Why do we, the law-abiding neighbours, have to be the ones that cause bad feelings because we don’t want our animals harassed?

The interesting thing is this: as I was typing this letter, I lost three mature chickens to … a dog. I just heard the squawking and found large footprints, but no trace of the birds.

So, I guess that what I am saying is: get your employees off their asses, hire more, do something.

The bad apples are leaving the rest of us with no recourse. Get this damn dog problem under control.

Sylvia Achter

Hidden Valley

Celebrate Volunteers

During National Volunteer Week, April 15 to 21, the Canadian Cancer Society encourages Canadians to celebrate the volunteers in your community.

We extend sincere thanks and appreciation to our amazing volunteers who selflessly donate time, effort and enthusiasm to help us “make cancer history.”

Founded in 1938, the Canadian Cancer Society is a volunteer-based organization. Initially, volunteers helped to communicate the early warning signs of cancer to the public.

Today, almost 70 years later, thousands of volunteers continue to help others cope with cancer through prevention, information, advocacy, research and support initiatives.

Volunteers are at the very heart of the Canadian Cancer Society. Their outstanding support and commitment in communities from Old Crow to Watson Lake make a tremendous difference to those who have been affected by cancer.

We were pleased at our recent Daffodil Luncheon to honour Mary Mickey and Laurie Babala as Yukon Region Volunteers of the Year.

Mickey and Babala are tireless in their efforts with our Rent-a-Santa program and other society initiatives.

Thank you to those who currently volunteer with the Canadian Cancer Society and other charitable organizations. Your efforts and enthusiasm are truly appreciated.

Scott Kent, Manager, Yukon Region, Canadian Cancer Society, BC and Yukon Division


Walk-in clinics preferred

Re Prescriptions fetch fast cash and crack cocaine (the News, March 23):

Do not use the same brush to paint all walk-in clinics.

I have to say, in all my years of medical problems, that I was given way more prescription medicines as candy (i.e.
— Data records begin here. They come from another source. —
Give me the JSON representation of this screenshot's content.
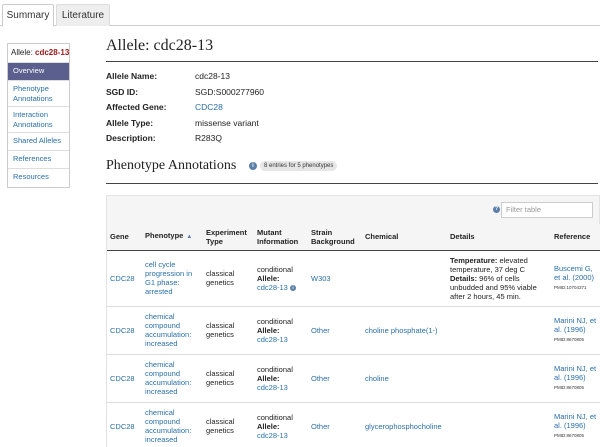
{
  "tabs": [
    {
      "label": "Summary",
      "active": true
    },
    {
      "label": "Literature",
      "active": false
    }
  ],
  "sidebar": {
    "title_prefix": "Allele: ",
    "title_name": "cdc28-13",
    "items": [
      {
        "label": "Overview",
        "active": true
      },
      {
        "label": "Phenotype Annotations"
      },
      {
        "label": "Interaction Annotations"
      },
      {
        "label": "Shared Alleles"
      },
      {
        "label": "References"
      },
      {
        "label": "Resources"
      }
    ]
  },
  "page_title": "Allele: cdc28-13",
  "info": {
    "name_label": "Allele Name:",
    "name_value": "cdc28-13",
    "sgdid_label": "SGD ID:",
    "sgdid_value": "SGD:S000277960",
    "gene_label": "Affected Gene:",
    "gene_value": "CDC28",
    "type_label": "Allele Type:",
    "type_value": "missense variant",
    "desc_label": "Description:",
    "desc_value": "R283Q"
  },
  "phenotype": {
    "title": "Phenotype Annotations",
    "info_glyph": "i",
    "badge": "8 entries for 5 phenotypes",
    "help_glyph": "?",
    "filter_placeholder": "Filter table",
    "sort_glyph": "▲",
    "columns": {
      "gene": "Gene",
      "phenotype": "Phenotype",
      "experiment": "Experiment Type",
      "mutant": "Mutant Information",
      "strain": "Strain Background",
      "chemical": "Chemical",
      "details": "Details",
      "reference": "Reference"
    },
    "allele_label": "Allele:",
    "rows": [
      {
        "gene": "CDC28",
        "phenotype": "cell cycle progression in G1 phase: arrested",
        "experiment": "classical genetics",
        "mutant_type": "conditional",
        "allele": "cdc28-13",
        "strain": "W303",
        "chemical": "",
        "details_temp_label": "Temperature:",
        "details_temp_value": " elevated temperature, 37 deg C",
        "details_label": "Details:",
        "details_value": " 96% of cells unbudded and 95% viable after 2 hours, 45 min.",
        "reference": "Buscemi G, et al. (2000)",
        "pmid": "PMID:10704371"
      },
      {
        "gene": "CDC28",
        "phenotype": "chemical compound accumulation: increased",
        "experiment": "classical genetics",
        "mutant_type": "conditional",
        "allele": "cdc28-13",
        "strain": "Other",
        "chemical": "choline phosphate(1-)",
        "reference": "Marini NJ, et al. (1996)",
        "pmid": "PMID:8670805"
      },
      {
        "gene": "CDC28",
        "phenotype": "chemical compound accumulation: increased",
        "experiment": "classical genetics",
        "mutant_type": "conditional",
        "allele": "cdc28-13",
        "strain": "Other",
        "chemical": "choline",
        "reference": "Marini NJ, et al. (1996)",
        "pmid": "PMID:8670805"
      },
      {
        "gene": "CDC28",
        "phenotype": "chemical compound accumulation: increased",
        "experiment": "classical genetics",
        "mutant_type": "conditional",
        "allele": "cdc28-13",
        "strain": "Other",
        "chemical": "glycerophosphocholine",
        "reference": "Marini NJ, et al. (1996)",
        "pmid": "PMID:8670805"
      }
    ]
  },
  "colors": {
    "link": "#2a6fa8",
    "sidebar_active": "#5b5f8d",
    "allele_name": "#a01818"
  }
}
Band-Aid effect), medicines that did not really help me, while attending all the ‘regular medical clinics’, more so than I have anywhere else.
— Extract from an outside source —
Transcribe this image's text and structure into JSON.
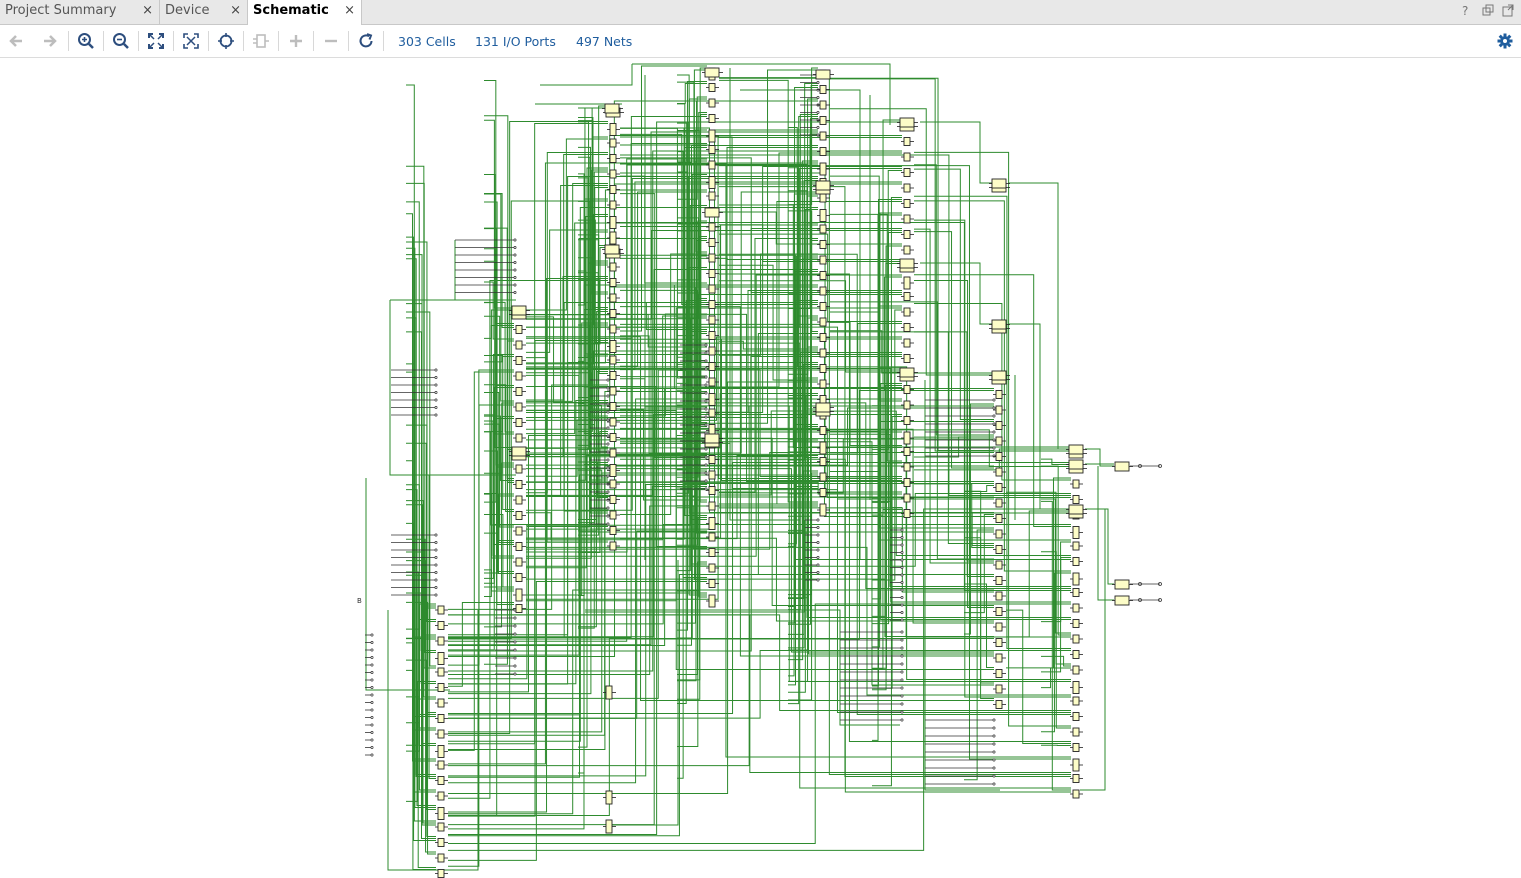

These prescribed medicines were valium, Ativan, T3s, and so on — medicines that did not really help my medical problem … just covered it up.

Rather than testing and getting to proper diagnosis, I was given something to tranquilize or deaden pain.

I have had far better care and genuine concern shown to me from Dr. Bekhit (Second Avenue Walk-in Clinic) than I ever was given by several of the long line of doctors at the ‘normal’ clinics.

I have been treated like a human being with dignity, been shown genuine compassion and good bedside manners by Dr. Bekhit.

He has shown me more willingness to request tests and refer to specialists than to just prescribe any old thing for ‘Band-Aid’ effect.

I therefore ended up with proper diagnosis, which should have been looked into years ago. That is what I would call a sincere medical doctor!

I have found this to be true of the doctors I have seen who have come from Egypt or similar places. I certainly feel more confident with the care and expertise they have given me.